Is impractical clinical guidance putting doctors and patients at risk?
Dr Dermot Ryan argues guideline-directed care causes harm while Dr Adam Firth argues guidance helps GPs better inform their patients
Clinical guidelines, designed to help GPs give patients the best care possible, are impractical and even dangerous. How can I argue this?
First, they are constructed by methodologists, with limited clinical input. Grade A evidence used to construct NICE guidelines comes from randomised controlled trials or meta-analyses of these. Most RCTs ask one specific question and patients are selected to control for as many variables as possible. This excludes more than 90% of the population from any given trial. Meta-analysis is a process whereby data from similar trials are combined using sophisticated statistical methods to give a composite estimate of benefit or harm.
So the body of evidence used is derived from a small portion of the population, subject to statistical manipulation, which is used to produce a recommendation for the whole population, including those excluded from the trial.
Thus construction of guidelines and the recommendations derived from them are, at best, imperfect.
Second, the problem of the imperfect guideline is compounded by the fact they are created for single conditions, somewhat at variance with reality, where many patients have two or more comorbidities¹. The treatment for one condition may conflict with that for others. Comorbidity is complicated by other variables, such as age, ethnicity, general health, social status, nutrition and education, to name but a few. All have an impact on any intervention.²
A good clinician recognises the strengths and limitations of guidelines and uses clinical skills to meet the needs of the individual patient, taking into account these and other variables. This is personalised medicine. But the third and critical challenge is the interpretation of guidelines by politicians and managers who do not recognise clinical reasoning or the art of medicine, but use guidelines to direct care, even when they are plainly wrong. For example, NHS Health Checks have been justified by references to guidelines3 that simply do not stack up4.
Our role must be to put the patient at the centre of what we do, using guidelines to inform the care we propose to them and involving them in decision-making. This is guideline-informed, evidence-based medicine. Guideline-directed care, however, is little more than a blunderbuss approach, causing harm.
Dr Dermot Ryan is a retired GP, an honorary clinical research fellow at the University of Edinburgh and a former NICE adviser
Without clinical guidance patients would be at risk, because, as individual GPs, we do not have the time and skills required to access and appraise the primary research in order to remain up to date.

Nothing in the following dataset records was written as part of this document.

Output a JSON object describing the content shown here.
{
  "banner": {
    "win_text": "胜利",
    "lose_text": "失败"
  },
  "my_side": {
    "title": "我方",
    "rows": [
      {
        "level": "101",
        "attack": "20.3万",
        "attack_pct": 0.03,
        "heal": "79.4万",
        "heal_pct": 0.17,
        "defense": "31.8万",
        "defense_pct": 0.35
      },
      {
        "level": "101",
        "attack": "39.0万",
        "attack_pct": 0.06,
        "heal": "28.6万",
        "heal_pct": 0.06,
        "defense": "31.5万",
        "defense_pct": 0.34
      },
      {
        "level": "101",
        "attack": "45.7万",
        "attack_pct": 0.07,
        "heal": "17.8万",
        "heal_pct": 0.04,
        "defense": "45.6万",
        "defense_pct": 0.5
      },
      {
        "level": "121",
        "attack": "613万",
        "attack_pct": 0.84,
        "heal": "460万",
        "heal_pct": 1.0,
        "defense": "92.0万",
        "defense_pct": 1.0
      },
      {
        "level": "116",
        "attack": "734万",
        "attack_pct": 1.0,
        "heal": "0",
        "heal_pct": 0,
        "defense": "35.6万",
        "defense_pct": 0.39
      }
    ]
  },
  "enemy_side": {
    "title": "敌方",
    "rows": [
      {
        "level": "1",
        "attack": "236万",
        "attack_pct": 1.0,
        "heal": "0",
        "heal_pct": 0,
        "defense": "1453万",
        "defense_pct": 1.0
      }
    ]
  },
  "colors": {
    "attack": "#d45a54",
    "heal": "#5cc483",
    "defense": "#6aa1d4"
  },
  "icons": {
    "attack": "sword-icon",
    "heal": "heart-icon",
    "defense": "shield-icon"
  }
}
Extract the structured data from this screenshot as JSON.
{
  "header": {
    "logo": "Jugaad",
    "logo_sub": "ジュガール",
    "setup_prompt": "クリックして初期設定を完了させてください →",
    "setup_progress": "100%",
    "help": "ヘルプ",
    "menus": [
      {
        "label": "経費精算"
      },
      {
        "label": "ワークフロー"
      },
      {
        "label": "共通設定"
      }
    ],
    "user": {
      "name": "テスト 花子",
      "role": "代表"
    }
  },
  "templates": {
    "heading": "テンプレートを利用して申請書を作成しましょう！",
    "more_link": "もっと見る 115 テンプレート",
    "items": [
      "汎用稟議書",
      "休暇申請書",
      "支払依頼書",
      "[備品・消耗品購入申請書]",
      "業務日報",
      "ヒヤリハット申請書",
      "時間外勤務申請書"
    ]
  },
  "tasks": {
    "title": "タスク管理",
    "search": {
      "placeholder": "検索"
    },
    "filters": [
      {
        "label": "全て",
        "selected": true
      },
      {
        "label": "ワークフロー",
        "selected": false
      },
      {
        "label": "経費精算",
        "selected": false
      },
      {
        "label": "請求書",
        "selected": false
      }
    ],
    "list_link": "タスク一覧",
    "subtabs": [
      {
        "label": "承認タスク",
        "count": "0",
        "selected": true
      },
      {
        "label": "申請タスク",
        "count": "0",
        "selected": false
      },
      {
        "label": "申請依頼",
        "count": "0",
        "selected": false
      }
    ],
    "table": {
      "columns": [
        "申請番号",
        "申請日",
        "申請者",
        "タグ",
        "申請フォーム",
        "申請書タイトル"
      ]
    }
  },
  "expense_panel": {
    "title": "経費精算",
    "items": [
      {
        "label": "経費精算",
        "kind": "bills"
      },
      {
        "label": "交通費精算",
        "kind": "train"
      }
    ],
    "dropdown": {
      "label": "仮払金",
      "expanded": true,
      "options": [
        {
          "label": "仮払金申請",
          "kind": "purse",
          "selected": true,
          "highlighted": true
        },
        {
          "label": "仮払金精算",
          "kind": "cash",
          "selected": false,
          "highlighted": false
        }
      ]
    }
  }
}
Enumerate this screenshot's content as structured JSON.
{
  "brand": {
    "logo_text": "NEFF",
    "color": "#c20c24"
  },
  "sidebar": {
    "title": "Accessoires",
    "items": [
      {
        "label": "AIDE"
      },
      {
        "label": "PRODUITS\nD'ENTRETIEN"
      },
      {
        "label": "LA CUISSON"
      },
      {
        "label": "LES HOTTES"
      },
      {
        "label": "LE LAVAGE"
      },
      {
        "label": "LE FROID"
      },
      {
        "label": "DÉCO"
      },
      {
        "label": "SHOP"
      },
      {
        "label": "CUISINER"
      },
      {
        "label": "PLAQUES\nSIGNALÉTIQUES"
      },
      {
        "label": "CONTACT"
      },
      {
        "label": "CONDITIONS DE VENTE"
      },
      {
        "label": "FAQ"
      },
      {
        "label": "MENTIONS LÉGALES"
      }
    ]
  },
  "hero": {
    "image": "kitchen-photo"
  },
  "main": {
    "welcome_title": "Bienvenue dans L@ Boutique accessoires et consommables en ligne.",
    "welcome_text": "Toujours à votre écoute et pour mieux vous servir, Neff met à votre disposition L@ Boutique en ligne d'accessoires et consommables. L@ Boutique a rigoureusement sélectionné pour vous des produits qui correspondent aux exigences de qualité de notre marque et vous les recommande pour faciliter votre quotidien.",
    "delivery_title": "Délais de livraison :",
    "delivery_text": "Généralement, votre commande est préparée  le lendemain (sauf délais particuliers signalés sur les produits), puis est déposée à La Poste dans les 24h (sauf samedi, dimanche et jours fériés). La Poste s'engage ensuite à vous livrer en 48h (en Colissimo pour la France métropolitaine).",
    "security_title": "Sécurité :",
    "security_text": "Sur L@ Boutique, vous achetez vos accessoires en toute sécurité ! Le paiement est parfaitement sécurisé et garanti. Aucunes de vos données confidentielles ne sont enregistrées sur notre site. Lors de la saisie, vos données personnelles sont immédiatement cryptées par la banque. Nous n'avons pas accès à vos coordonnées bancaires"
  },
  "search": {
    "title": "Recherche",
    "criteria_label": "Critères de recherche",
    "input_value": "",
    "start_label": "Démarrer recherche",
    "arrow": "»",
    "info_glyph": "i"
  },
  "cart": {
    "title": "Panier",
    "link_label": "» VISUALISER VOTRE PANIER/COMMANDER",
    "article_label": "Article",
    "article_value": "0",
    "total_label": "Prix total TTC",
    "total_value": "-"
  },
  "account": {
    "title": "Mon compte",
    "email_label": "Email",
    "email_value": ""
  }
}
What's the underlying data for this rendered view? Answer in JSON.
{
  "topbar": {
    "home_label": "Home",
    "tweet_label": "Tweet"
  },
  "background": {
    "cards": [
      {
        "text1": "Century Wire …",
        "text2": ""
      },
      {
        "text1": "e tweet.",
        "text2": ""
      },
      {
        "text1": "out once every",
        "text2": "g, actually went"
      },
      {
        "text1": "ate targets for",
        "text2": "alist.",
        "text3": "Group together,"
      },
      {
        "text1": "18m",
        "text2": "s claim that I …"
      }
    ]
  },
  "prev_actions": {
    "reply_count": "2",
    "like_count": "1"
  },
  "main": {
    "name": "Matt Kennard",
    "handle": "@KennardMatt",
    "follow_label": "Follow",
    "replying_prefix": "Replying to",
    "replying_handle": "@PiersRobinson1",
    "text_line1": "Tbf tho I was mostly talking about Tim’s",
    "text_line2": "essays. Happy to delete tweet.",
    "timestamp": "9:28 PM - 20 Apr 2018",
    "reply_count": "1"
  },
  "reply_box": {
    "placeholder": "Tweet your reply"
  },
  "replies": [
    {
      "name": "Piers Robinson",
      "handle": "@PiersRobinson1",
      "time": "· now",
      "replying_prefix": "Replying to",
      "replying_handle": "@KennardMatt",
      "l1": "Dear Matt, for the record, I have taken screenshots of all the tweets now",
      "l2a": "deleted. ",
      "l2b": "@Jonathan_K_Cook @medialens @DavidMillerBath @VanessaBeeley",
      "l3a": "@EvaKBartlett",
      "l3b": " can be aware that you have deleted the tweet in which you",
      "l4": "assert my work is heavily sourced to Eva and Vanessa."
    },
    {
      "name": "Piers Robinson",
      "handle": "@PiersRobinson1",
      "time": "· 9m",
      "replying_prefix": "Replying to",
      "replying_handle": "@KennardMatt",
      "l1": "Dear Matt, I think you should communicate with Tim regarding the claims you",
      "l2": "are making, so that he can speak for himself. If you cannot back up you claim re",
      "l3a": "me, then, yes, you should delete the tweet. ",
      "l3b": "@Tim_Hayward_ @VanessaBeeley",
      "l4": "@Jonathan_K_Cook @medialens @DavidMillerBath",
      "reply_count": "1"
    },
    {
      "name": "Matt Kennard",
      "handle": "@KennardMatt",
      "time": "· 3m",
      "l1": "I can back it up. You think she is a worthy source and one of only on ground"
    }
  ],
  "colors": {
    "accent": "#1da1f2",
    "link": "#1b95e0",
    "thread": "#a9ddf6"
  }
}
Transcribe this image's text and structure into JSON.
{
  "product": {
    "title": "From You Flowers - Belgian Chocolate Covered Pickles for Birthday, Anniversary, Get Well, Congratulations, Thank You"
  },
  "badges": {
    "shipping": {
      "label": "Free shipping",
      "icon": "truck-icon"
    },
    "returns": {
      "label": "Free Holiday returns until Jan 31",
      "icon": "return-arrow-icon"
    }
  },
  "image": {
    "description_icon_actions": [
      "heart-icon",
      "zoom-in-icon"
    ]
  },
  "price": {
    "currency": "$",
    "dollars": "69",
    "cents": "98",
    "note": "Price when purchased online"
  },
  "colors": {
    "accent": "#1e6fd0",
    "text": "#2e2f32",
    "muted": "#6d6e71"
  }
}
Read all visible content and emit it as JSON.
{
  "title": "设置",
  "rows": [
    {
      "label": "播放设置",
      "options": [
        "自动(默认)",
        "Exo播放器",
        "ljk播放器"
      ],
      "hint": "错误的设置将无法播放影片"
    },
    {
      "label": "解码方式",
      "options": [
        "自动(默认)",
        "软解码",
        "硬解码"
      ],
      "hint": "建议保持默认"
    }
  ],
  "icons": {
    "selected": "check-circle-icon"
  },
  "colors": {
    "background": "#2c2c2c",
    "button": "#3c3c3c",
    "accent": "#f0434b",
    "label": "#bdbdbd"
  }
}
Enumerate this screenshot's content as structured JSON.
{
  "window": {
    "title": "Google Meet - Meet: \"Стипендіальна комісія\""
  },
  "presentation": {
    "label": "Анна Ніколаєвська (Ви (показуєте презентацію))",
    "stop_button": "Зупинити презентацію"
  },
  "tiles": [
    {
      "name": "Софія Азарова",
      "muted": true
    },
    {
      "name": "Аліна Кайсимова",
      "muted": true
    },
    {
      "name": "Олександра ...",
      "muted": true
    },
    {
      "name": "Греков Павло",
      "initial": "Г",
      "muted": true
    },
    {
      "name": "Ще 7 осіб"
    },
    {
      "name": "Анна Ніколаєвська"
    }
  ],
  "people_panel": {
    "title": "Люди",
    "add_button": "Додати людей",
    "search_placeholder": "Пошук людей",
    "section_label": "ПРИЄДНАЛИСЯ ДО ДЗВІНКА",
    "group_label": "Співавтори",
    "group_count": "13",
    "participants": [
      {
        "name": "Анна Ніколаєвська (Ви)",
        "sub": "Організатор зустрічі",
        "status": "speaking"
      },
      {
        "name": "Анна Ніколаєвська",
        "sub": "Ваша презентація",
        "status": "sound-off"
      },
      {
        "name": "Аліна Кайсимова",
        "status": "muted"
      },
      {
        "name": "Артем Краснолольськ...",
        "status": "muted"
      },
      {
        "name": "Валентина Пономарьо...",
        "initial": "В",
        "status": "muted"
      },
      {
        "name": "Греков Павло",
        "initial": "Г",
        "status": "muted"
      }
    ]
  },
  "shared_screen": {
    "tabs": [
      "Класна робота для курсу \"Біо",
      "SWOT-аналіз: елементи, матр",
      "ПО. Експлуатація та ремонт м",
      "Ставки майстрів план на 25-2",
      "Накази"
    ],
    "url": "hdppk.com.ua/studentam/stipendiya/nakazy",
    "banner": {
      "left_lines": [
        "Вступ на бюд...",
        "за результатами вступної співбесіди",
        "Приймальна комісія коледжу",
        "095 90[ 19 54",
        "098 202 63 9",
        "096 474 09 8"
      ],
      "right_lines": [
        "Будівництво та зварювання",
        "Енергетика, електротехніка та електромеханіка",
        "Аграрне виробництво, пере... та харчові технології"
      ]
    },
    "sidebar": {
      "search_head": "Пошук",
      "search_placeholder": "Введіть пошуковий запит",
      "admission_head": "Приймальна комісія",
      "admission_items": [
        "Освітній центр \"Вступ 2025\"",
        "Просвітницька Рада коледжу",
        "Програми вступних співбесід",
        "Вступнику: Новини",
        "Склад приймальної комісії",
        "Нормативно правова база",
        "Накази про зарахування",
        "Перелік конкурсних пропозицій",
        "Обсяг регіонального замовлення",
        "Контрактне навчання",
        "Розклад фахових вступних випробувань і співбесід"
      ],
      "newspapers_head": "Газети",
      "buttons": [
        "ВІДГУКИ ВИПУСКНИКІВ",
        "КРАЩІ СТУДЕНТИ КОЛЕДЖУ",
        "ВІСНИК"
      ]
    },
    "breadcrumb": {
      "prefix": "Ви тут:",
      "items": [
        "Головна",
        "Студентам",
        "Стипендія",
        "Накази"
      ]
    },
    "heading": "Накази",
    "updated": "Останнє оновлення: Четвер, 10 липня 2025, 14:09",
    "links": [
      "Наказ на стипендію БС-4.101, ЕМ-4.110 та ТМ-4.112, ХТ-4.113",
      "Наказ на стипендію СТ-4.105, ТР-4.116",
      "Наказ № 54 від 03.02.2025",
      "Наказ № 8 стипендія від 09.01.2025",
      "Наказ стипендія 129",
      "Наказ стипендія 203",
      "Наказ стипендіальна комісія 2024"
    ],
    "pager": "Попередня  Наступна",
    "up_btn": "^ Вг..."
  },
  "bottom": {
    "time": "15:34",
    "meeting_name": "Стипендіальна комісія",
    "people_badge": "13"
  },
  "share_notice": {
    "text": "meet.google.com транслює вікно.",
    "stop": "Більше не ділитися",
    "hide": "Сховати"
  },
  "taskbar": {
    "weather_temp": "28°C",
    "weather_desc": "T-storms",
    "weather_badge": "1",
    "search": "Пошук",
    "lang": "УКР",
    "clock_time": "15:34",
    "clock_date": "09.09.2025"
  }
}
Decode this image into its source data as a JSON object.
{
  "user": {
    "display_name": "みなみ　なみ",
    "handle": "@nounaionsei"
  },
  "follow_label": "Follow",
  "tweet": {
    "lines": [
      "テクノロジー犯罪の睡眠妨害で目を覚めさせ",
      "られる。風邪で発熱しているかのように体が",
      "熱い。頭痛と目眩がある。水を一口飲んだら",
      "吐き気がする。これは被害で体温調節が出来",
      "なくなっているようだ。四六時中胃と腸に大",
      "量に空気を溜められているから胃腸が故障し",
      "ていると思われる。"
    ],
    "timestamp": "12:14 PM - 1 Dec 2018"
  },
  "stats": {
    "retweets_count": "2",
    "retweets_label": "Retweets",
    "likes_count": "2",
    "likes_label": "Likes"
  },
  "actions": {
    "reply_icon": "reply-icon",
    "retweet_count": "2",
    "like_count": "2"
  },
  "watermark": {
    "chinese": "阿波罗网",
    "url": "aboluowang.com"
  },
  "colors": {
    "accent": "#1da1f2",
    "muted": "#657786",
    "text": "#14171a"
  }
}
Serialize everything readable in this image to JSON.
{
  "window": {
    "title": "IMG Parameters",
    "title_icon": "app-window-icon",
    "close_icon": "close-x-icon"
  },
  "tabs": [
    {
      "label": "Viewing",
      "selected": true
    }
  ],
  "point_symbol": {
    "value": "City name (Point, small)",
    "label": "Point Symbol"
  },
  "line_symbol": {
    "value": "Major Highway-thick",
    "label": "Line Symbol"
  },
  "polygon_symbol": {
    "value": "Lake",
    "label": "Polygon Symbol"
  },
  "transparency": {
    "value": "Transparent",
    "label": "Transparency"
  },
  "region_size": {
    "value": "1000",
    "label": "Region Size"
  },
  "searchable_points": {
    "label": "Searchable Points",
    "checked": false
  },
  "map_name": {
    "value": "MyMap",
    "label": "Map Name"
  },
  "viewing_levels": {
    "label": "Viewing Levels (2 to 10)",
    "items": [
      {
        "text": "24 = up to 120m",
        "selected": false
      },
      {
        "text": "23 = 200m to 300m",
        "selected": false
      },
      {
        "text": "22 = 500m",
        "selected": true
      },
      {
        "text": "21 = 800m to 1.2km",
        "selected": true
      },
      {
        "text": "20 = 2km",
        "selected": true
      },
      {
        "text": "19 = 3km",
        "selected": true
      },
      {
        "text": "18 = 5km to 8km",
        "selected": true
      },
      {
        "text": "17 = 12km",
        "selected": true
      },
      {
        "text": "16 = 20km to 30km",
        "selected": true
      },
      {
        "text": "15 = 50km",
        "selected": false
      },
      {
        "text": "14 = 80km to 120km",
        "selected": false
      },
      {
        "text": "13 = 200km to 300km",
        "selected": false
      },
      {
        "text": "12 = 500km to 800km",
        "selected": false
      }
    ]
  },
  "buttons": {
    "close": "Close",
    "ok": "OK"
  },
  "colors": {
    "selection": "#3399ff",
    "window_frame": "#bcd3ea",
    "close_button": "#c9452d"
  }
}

So, although I have on occasion felt disappointed that a guideline appears to reduce my treatment options, I am grateful for the fact that a rigorous process has been employed to assess the evidence so I can have an informed discussion about the courses of action I suggest. Sharing clinical uncertainty with patients is never easy but without high-quality evidence syntheses, I’m not sure I’d know where to begin.
I have heard concerns about conflicts of interest among guideline committee members, risk of litigation for doctors unable to implement recommendations where tests are unavailable, and a view that NICE does not want GPs involved in its work.
I do not share these concerns. I feel the risk of litigation should be minimal if decisions stem from commissioners’ failure to provide GP access to a recommended test, or if the Bolam principle is applied: that doctors can deviate from guidance if they are acting in accordance with a ‘responsible body of reasonable medical opinion’5.
But the difficulty in applying study evidence from trial populations frequently drawn from hospital settings to our multimorbid, autonomous patients is significant. At Pulse Live in 2014, NICE chair Professor David Haslam emphasised that NICE produces ‘guidelines not tramlines’; a concept echoed in the presentations delivered by NICE in its introductory material for guideline committees to define the remit of the work6.
The statement that ‘NICE guidelines are intended to inform and not replace clinical judgement’ is prominently placed in all the institute’s clinical guidelines, emphasising the fact that GPs are able to use these in a way that is practical for them.
Finally, if my experiences of working on two NICE guideline committees is the norm, then I am confident that GPs are valued alongside all committee members and also that potential conflicts of interest are considered and managed appropriately.
Dr Adam Firth is a GP in Stockport. He is a member on the NICE End of life care guideline committee and was on the committee for the 2015 Care of dying adults in the last days of life guideline.
1. Barnett K, Mercer SW, Norbury M, et al. Epidemiology of multimorbidity and implications for health care, research, and medical education: a cross-sectional study. Lancet 2012;380:37-43
2. Boyd CM, Leff B, Wolff JL, et al. Informing clinical practice guideline development and implementation: prevalence of coexisting conditions among adults with coronary heart disease. J Am Geriatr Soc 2011;59:797-805.
3. National Institute for Health and Clinical Excellence (NICE). Prevention of cardiovascular disease at a population level. London: NICE; 2010.
4. General health checks don’t work. BMJ 2014;348
5. Can you ignore guidelines? BMJ Careers.
6. NICE to move to multimorbidity guidance, chief says. Pulse.